Like the guy who overindulges at the dinner table every night, things seem to be going well and he’s happy almost all the way ‘til the end, when, after a few warning signals, he dies “suddenly” of a heart attack. Inflation strikes in a similar way: the US economy has been eating at a monetary and fiscal all-you-can-eat buffet ever since the Great Recession.

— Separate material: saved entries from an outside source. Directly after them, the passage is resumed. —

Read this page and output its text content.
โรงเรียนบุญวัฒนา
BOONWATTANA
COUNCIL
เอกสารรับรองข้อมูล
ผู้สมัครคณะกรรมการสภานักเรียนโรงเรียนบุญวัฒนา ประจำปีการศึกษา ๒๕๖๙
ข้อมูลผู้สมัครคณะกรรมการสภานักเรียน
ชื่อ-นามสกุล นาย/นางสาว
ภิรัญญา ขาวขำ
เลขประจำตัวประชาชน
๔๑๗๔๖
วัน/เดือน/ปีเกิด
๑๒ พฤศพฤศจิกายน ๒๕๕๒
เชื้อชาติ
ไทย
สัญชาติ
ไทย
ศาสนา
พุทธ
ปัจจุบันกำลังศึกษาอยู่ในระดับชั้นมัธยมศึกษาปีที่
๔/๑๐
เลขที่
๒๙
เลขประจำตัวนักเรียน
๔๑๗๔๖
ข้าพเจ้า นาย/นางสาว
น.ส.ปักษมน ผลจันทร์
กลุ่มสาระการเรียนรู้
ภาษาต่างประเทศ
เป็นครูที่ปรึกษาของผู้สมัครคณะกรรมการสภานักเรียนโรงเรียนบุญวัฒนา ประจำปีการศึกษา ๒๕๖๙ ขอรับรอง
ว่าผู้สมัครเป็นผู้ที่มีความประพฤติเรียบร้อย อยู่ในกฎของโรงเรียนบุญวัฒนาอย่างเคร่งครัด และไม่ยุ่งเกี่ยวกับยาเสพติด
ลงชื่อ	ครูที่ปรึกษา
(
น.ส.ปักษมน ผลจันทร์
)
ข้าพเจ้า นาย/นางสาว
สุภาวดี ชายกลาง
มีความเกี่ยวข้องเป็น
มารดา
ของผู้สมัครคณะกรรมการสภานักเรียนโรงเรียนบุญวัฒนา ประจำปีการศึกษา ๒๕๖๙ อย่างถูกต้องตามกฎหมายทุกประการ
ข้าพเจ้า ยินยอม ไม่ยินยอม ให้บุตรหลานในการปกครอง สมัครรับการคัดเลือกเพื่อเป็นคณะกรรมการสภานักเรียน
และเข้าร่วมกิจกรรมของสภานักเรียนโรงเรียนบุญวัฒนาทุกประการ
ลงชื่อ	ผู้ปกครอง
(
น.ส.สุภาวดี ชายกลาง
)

The 7% CPI reading in December may be a warning signal, a high cholesterol, blood pressure, or triglycerides reading for the US economy.

I have far more faith in our own technocrats and even our own politicians than in the relatives and sycophants surrounding Turkey’s president Erdogan who are executing his crackpot economic fantasies, but let’s look at a current example of what can go awry when interest rates are kept artificially suppressed for political purposes. The Turkish lira has been on a long slide against the US dollar, but just to take the point in time on July 9, 2018 when President Erdogan installed his son-in-law (who has since resigned) as Minister of Finance and Treasury, the lira has collapsed by 2/3 against the dollar. Erdogan incorrectly believes that high interest rates cause inflation, so he has ordered them to be kept artificially low. Erdogan’s reward for his trailblazing economic thought has been inflation in 2021 of 36%.

Our own economists in the US do not believe in Erdogan’s nonsense interest rate theory, but the technocrats in the Federal Reserve and the political appointees in the US Treasury are effectively implementing the same inflation-inducing low-interest-rate policies, just for different reasons.

Either the recent CPI readings presage a prolonged period of inflation brought about by artificially low interest rates, or they do not, but it is worth considering that the QE and ZIRP chickens are coming home to roost, and when you get a lot of chickens together, they leave a lot of poop that will need to be cleaned up.